I decided to look for support of this outrageous claim. I learned that in 1900, less than five percent of Americans were over 65, but the percent of older adults has steadily increased. In 2009 they represented almost 13 percent and by 2030 the projection is almost 20 percent. In 2006, there were 73,674 persons 100 years old or older. That number is expected to mushroom in the decades ahead. Yes, we are heading toward a world where a centurion won't be that exceptional, and most of them will probably be women!
    
If patterns hold, women will be the largest group effected. Women are poorer.
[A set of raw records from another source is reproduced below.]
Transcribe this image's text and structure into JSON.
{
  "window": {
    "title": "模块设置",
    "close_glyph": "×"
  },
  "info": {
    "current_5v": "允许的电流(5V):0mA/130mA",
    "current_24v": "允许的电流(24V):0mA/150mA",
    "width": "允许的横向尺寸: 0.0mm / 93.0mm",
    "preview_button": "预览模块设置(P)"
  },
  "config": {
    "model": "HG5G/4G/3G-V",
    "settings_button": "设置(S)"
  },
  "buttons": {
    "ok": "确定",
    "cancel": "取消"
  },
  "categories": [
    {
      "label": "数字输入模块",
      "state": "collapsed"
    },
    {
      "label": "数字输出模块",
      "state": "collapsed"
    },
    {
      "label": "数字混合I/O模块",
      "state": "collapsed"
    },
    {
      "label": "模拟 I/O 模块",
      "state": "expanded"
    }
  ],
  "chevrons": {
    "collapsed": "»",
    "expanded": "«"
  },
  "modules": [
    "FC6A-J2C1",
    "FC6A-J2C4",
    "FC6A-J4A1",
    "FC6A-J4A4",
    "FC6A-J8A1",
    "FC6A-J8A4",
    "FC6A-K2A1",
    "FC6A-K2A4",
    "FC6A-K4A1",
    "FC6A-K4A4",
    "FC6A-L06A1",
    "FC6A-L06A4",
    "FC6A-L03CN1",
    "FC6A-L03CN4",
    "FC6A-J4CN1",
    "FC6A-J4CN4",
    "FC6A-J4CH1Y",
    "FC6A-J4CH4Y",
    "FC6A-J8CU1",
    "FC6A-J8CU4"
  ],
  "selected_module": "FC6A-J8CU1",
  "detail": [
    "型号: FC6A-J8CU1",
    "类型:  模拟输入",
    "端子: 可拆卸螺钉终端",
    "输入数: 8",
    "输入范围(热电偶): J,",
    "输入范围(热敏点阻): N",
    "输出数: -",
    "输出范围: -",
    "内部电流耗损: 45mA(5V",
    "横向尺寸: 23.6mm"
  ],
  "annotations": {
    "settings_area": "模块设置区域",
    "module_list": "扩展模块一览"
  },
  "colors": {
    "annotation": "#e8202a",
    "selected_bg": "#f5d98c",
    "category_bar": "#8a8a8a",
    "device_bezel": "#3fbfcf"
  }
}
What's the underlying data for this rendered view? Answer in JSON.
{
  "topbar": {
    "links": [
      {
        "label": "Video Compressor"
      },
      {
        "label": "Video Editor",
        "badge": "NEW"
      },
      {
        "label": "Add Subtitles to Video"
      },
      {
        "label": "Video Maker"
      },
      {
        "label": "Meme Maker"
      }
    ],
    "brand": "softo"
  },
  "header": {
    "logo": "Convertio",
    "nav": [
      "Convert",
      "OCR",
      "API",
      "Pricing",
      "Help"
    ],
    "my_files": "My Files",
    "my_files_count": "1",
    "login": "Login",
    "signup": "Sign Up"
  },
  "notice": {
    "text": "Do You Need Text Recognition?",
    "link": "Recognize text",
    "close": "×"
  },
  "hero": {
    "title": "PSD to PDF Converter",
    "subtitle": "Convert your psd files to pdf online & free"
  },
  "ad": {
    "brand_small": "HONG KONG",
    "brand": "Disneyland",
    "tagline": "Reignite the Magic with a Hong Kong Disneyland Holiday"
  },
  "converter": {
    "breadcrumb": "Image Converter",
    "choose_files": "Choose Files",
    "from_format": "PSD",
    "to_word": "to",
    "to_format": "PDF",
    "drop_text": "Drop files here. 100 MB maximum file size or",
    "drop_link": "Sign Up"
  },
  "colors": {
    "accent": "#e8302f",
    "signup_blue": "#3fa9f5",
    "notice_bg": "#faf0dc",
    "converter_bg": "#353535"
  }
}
In 2006 the median income per month of a man 65 or older was $1958, but for women it was $1134. This means that half of the older women had an income of less than $1134 to live on. Women live longer. Women, by in large, are the caregivers of older folk. These changing demographics of the United States (as well as other places e.g. Europe, parts of Asia) will have dramatic effects on all facets of culture and society, but certainly more on women than any other group. How should the church prepare and respond?
    
First, I commit to talk and think about growing older differently. I commonly complain to younger women about the downside of "maturity", leaving a negative impression. I need to stop for their sake and mine. I tend to think of ministry years left, forgetting that Goethe finished Faust, Michelangelo completed the dome of St Peter's, and Cervantes wrote Don Quixote long after their 65th birthday. If we practice self-care now and later, most of us will be productive far into the golden years. I commit to stop worrying about being alone or sidelined, and adopt a positive mindset.
    
Second, I need to be more proactive in preparing myself and others. How can we help women live full years for Jesus even as centurions, or as long as our dear Savior might give us? Brainstorm with me about what kinds of ministries would accomplish that goal?